O das holde liebe Mädchen. Es war fast ganz dunkel; das kahle Gesträuch hing voll Schnee, drüber überm Strom wars hell von Laternenglanz ― ein Nebelstreif aber tanzte hin und her und fort und verschwand mählig; der Nebelstreif hiess Philisterium und tauchte unter in den Fluten des Glücks, während wir uns lang, lang, glühend, innig küssten.

― Der Brief jedoch so ich von Rudolf erhielt, lautet wie folgt.

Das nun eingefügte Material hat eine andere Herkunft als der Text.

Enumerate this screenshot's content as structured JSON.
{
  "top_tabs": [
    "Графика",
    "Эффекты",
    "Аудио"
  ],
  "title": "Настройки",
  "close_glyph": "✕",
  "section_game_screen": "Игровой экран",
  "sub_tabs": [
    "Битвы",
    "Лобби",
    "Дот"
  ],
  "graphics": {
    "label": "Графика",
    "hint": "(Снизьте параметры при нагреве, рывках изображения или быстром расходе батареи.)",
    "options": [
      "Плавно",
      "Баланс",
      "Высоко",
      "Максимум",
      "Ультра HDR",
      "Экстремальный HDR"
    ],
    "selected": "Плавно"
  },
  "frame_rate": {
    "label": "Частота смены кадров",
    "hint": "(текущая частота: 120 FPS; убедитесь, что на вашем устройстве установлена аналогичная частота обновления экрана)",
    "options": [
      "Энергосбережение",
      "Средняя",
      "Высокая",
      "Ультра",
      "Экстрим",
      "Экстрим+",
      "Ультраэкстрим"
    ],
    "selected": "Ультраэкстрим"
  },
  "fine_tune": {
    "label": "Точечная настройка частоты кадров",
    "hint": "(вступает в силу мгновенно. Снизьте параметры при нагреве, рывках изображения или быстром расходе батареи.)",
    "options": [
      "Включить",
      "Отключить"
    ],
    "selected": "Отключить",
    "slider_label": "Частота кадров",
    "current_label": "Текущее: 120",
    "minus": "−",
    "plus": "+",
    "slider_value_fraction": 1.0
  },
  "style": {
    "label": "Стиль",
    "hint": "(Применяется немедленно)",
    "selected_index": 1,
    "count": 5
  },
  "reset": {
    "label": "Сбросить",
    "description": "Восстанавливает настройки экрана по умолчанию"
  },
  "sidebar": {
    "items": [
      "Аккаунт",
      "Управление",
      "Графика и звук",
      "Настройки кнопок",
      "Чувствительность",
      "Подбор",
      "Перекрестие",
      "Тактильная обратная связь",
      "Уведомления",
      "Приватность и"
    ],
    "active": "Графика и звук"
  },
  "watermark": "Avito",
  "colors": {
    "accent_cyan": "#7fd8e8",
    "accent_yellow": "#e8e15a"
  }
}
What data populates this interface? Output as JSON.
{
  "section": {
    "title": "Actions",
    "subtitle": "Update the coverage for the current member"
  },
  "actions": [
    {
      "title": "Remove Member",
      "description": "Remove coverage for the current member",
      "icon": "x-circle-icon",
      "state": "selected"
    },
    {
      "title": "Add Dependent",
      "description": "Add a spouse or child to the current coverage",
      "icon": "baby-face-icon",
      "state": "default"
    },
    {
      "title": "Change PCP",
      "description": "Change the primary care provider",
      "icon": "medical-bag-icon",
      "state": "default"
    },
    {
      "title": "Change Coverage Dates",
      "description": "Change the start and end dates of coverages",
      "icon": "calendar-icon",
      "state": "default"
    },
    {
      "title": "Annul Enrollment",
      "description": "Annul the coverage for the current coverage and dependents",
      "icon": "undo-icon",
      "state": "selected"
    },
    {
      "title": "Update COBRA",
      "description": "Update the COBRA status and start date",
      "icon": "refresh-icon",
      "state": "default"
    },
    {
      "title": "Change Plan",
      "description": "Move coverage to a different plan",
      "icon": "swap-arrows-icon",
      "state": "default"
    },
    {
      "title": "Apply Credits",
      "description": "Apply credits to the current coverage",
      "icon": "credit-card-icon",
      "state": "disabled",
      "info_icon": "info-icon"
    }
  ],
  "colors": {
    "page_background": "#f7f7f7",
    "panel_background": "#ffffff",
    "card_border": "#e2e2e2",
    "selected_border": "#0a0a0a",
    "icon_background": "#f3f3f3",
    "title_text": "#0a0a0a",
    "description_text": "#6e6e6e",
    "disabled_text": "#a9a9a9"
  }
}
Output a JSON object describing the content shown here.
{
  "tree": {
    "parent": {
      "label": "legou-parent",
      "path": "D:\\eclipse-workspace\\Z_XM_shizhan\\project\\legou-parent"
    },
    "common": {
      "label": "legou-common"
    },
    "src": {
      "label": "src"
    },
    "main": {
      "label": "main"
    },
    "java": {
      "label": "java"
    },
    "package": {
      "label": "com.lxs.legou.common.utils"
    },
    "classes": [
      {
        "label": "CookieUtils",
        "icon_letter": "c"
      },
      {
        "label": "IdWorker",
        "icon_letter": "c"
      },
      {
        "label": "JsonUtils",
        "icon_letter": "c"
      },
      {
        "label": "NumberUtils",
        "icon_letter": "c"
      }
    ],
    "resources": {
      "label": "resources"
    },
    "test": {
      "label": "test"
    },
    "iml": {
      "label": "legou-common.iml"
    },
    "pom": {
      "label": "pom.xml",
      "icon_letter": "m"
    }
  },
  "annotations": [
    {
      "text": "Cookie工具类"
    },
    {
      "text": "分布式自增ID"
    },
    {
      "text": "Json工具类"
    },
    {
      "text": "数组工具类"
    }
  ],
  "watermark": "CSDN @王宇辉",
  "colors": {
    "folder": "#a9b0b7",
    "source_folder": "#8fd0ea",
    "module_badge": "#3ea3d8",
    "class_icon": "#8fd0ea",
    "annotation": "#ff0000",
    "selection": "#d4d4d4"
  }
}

„Meine Eltern sehen sich durch den gestern stattgehabten Vorfall, den ich zu bemerken und zu erzählen durchaus nicht vergass, veranlaßt, meiner Schwester den Umgang mit dir zu verbieten. Es thut mir gewiss sehr leid, dir dies mittheilen zu müssen, umsomehr, als ich bis gestern glaubte, an dir einen ehrlichen Freund zu besitzen. Ich hoffe, daß du, um üble Folgen zu vermeiden, keinerlei Versuche machen wirst, obiges Verbot zu umgehen. Ich glaube nicht, daß unter solchen Umständen unser freundschaftliches Verhältnis fortbestehen kann und stelle ich dir daher frei, dasselbe zu lösen. R. 19/1 80.“

Was sagte wohl der gute Mann zu dem heute Abend stattgehabten Vorfall? Wir, mein Mädchen wollen uns lustig weiterlieben, weiterküssen, der Jugend, der Liebe, der Küsse uns freuen und daran denken, daß die Zeit hinflieht wie ein Hauch, und die Leute Narren sind, die nicht genießen, was ihnen in Wahrheit nicht verwehrt ist.―

Im C. C. zeichnete ich mir heute den ersten zerstreuten Entwurf zu einem Drama auf, das ich nach dem Aegidius, vielleicht sogar noch später aufnehmen will - da ich an einige Novellen denke. Das Drama spielt in unsrer Zeit, in unsrer Welt - und es lässt sich bei meiner subjektiven Manier denken, daß die Hauptpersonen des Stücks mit dieser Zeit und dieser Welt nicht sonderlich zufrieden sind.